UN envoy urges halt to fighting in Darfur as Sudan readies for polio vaccination scheme

Jan Pronk
As Sudan grapples with the third-highest rate of polio cases in the world, the senior United Nations envoy to the country has urged the warring parties in the conflict engulfing its Darfur region to halt their fighting next week so that a three-day campaign to vaccinate nearly six million children against the disease can take place safely.

Jan Pronk, the Secretary-General’s Special Representative, yesterday told a press conference in Khartoum that he will approach the Sudanese Government and the Darfur rebel groups to ask that they observe “three days of tranquillity” during the immunization scheme, which is slated to begin on Monday.

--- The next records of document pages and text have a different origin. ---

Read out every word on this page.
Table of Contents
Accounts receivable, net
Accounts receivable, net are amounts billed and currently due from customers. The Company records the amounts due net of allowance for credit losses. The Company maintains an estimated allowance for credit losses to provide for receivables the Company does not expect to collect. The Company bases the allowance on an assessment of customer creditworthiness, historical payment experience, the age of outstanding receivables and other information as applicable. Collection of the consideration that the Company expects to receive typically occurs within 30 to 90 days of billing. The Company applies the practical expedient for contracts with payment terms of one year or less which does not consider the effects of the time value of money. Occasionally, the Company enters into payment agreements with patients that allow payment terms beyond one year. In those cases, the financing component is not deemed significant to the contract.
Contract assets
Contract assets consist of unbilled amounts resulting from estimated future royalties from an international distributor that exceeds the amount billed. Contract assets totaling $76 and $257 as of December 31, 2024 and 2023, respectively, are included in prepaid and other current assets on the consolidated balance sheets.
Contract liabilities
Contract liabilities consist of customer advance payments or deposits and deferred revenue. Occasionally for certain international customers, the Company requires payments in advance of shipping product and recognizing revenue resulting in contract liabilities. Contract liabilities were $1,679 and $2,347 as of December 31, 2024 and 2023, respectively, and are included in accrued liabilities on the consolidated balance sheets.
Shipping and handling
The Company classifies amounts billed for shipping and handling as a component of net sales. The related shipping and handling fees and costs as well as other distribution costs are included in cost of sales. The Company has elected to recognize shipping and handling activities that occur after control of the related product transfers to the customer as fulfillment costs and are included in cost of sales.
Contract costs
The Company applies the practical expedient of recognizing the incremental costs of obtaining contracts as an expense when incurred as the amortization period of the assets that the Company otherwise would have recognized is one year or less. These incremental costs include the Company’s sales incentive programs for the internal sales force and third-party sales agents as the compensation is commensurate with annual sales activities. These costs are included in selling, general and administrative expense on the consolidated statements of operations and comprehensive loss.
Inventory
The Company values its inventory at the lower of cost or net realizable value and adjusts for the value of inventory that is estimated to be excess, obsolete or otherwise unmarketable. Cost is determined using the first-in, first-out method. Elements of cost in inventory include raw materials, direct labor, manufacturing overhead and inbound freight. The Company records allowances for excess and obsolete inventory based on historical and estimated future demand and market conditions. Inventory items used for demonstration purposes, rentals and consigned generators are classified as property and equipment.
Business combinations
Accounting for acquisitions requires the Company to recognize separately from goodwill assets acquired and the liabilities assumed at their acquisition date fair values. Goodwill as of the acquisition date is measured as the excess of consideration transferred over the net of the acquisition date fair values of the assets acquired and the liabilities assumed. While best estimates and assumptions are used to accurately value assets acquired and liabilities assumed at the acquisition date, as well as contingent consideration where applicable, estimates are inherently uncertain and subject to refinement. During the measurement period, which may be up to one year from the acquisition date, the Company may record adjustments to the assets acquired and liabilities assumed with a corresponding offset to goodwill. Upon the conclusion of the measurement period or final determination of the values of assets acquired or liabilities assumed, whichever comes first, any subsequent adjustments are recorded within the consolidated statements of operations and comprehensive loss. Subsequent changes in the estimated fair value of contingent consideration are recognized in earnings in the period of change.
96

Mr. Pronk said the special call for a break in hostilities is necessary because both sides have only been “paying lip-service” to a ceasefire they previously signed to stop the clashes in a conflict that has raged for almost two years, cost tens of thousands of lives and displaced more than 1.85 million people.

“And that means no action whatsoever,” he said. “That means that all forces should stay in the camps, in the barracks, not outside, not hampering any humanitarian action to reach the people in order to stop polio, to stop a devastating attack on the people of Sudan.”

With the help of some 40,000 volunteers, the World Health Organization (WHO), the UN Children’s Fund (UNICEF), non-governmental organizations (NGOs) and the Sudanese Health Ministry plan to vaccinate 5.9 million children – or every child under the age of five – across Africa’s largest country. Two further doses of the polio vaccine will then be administered at six-week intervals in February and April.

The series of national immunization days have been introduced because WHO figures show that Sudan had 105 identified cases of polio last year, the third-highest in the world after Nigeria and India. Cases were reported in 17 of Sudan’s 26 states, and 40 were discovered in Khartoum alone.

Mr. Pronk said the problem was particularly urgent because so many Sudanese have moved around their country in recent years, making it difficult for health workers to determine exactly who has and who has not been vaccinated. The country’s current winter means the polio virus is also less active now that it will be during the hotter months.

WHO’s Representative in Sudan, Salah El-Haithami, told the same press conference that the recent reporting in Saudi Arabia of a confirmed polio infection in a Sudanese child living there showed how rapidly the virus can spread.

Sudan’s recent outbreak began in May last year when the nation’s first cases were reported in more than three years. The outbreak was traced to northern Nigeria, where vaccinations were suspended in mid-2003 amid concerns from local religious leaders about the safety of the oral vaccine. Those concerns were proven to be baseless and the vaccinations have resumed there. But polio infections have now been reported in at least 13 countries in the region.

Meanwhile, the UN Advance Mission in Sudan (UNAMIS) reported fresh indications of fighting yesterday in Darfur between Sudanese Government forces and members of the Sudan Liberation Army (SLA), one of the rebel groups. Government helicopter gunships are reported to have fired rockets at Sayah, a stronghold of the SLA in North Darfur state. The number of casualties is unclear. Armed bandits are also reported to have attacked commercial buses and trucks across all three of Darfur’s state and looted passengers of cattle and personal belongings.